Ingegneria e design ingegnosi

Sotto il cortile si nasconde un elemento notevole: una grande cisterna, o aljibe. Questo avanzato sistema idraulico era progettato per raccogliere l'acqua piovana dal tetto della moschea. L'acqua raccolta veniva utilizzata per le abluzioni rituali e per alimentare un sofisticato sistema di irrigazione con canali rivestiti in mattoni che irrigavano gli alberi.

Anche la disposizione del giardino è un capolavoro di progettazione. I 98 alberi sono meticolosamente allineati per rispecchiare la disposizione delle colonne all'interno della Moschea-Cattedrale, creando una continuità visiva tra la famosa 'foresta di colonne' interna e il cortile a cielo aperto.

Il cortile oggi

Attualmente, il Patio de los Naranjos è parte integrante del complesso della Moschea-Cattedrale e una delle principali attrazioni di Cordova. Offre ai visitatori un luogo tranquillo e ombreggiato dove riposare. Lo spazio è utilizzato anche per vari eventi pubblici e celebrazioni, in particolare come punto di ritrovo per assistere alle processioni durante la Settimana Santa (Semana Santa).

FAQ

Qual era la funzione originale del Patio de los Naranjos?

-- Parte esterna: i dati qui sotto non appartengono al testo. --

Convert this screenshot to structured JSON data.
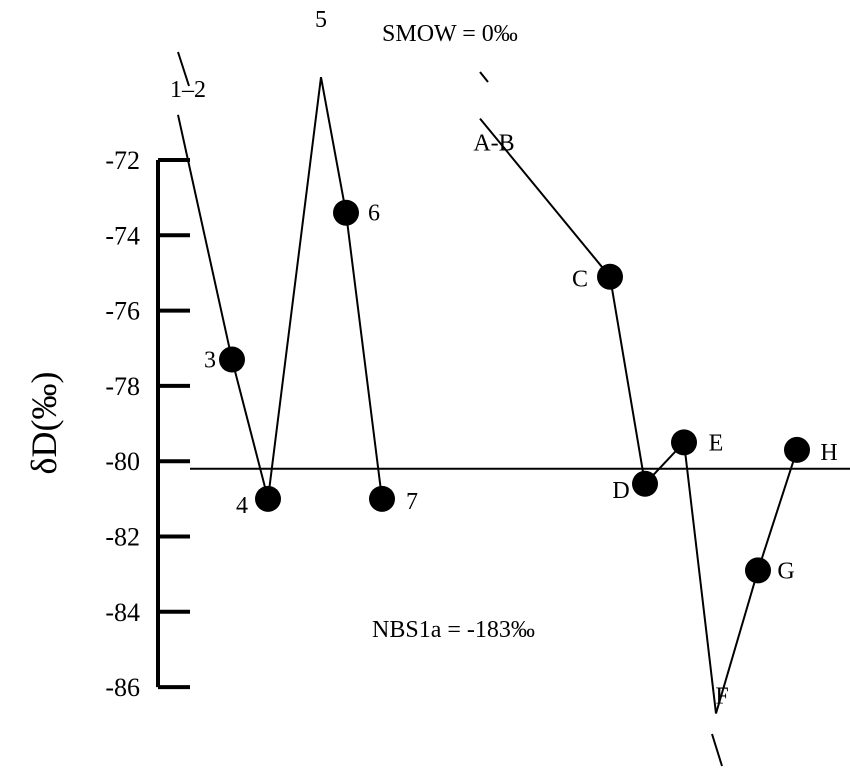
{
  "chart_data": {
    "type": "line",
    "ylabel": "δD(‰)",
    "ylim": [
      -86,
      -72
    ],
    "yticks": [
      -72,
      -74,
      -76,
      -78,
      -80,
      -82,
      -84,
      -86
    ],
    "tick_labels": [
      "-72",
      "-74",
      "-76",
      "-78",
      "-80",
      "-82",
      "-84",
      "-86"
    ],
    "reference_line": -80.2,
    "annotations": {
      "top": "SMOW = 0‰",
      "bottom": "NBS1a = -183‰"
    },
    "series": [
      {
        "points": [
          {
            "label": "1–2",
            "y": -70.8,
            "marker": false
          },
          {
            "label": "3",
            "y": -77.3,
            "marker": true
          },
          {
            "label": "4",
            "y": -81.0,
            "marker": true
          },
          {
            "label": "5",
            "y": -69.8,
            "marker": false
          },
          {
            "label": "6",
            "y": -73.4,
            "marker": true
          },
          {
            "label": "7",
            "y": -81.0,
            "marker": true
          }
        ]
      },
      {
        "points": [
          {
            "label": "A-B",
            "y": -70.9,
            "marker": false
          },
          {
            "label": "C",
            "y": -75.1,
            "marker": true
          },
          {
            "label": "D",
            "y": -80.6,
            "marker": true
          },
          {
            "label": "E",
            "y": -79.5,
            "marker": true
          },
          {
            "label": "F",
            "y": -86.7,
            "marker": false
          },
          {
            "label": "G",
            "y": -82.9,
            "marker": true
          },
          {
            "label": "H",
            "y": -79.7,
            "marker": true
          }
        ]
      }
    ]
  }
}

In origine, il Patio de los Naranjos era il cortile delle abluzioni, o 'sahn', della Grande Moschea di Cordova. Era uno spazio dove i musulmani compivano la purificazione rituale prima della preghiera e fungeva anche da area pubblica per l'insegnamento e l'amministrazione della giustizia.

Ci sono sempre stati aranci nel Patio de los Naranjos?

No. Nonostante il nome, le fonti storiche indicano che in origine il cortile fu piantumato con palme, cipressi e ulivi. Gli aranci sono documentati solo a partire dal XV secolo e l'attuale disposizione del giardino fu definita tra la fine del XVI e l'inizio del XVII secolo.

Come vengono irrigati gli alberi del cortile?

Il cortile utilizza un sofisticato sistema di irrigazione alimentato da una cisterna sotterranea, o 'aljibe'. Questa cisterna raccoglie l'acqua piovana dal tetto della moschea, che viene poi distribuita agli alberi attraverso una rete di canali rivestiti in mattoni.

Qual è il significato della disposizione degli alberi nel cortile?

I 98 alberi sono piantati in file che si allineano perfettamente con le colonne all'interno della Moschea-Cattedrale. Questa scelta progettuale crea un'estensione visiva della 'foresta di colonne' interna nello spazio esterno.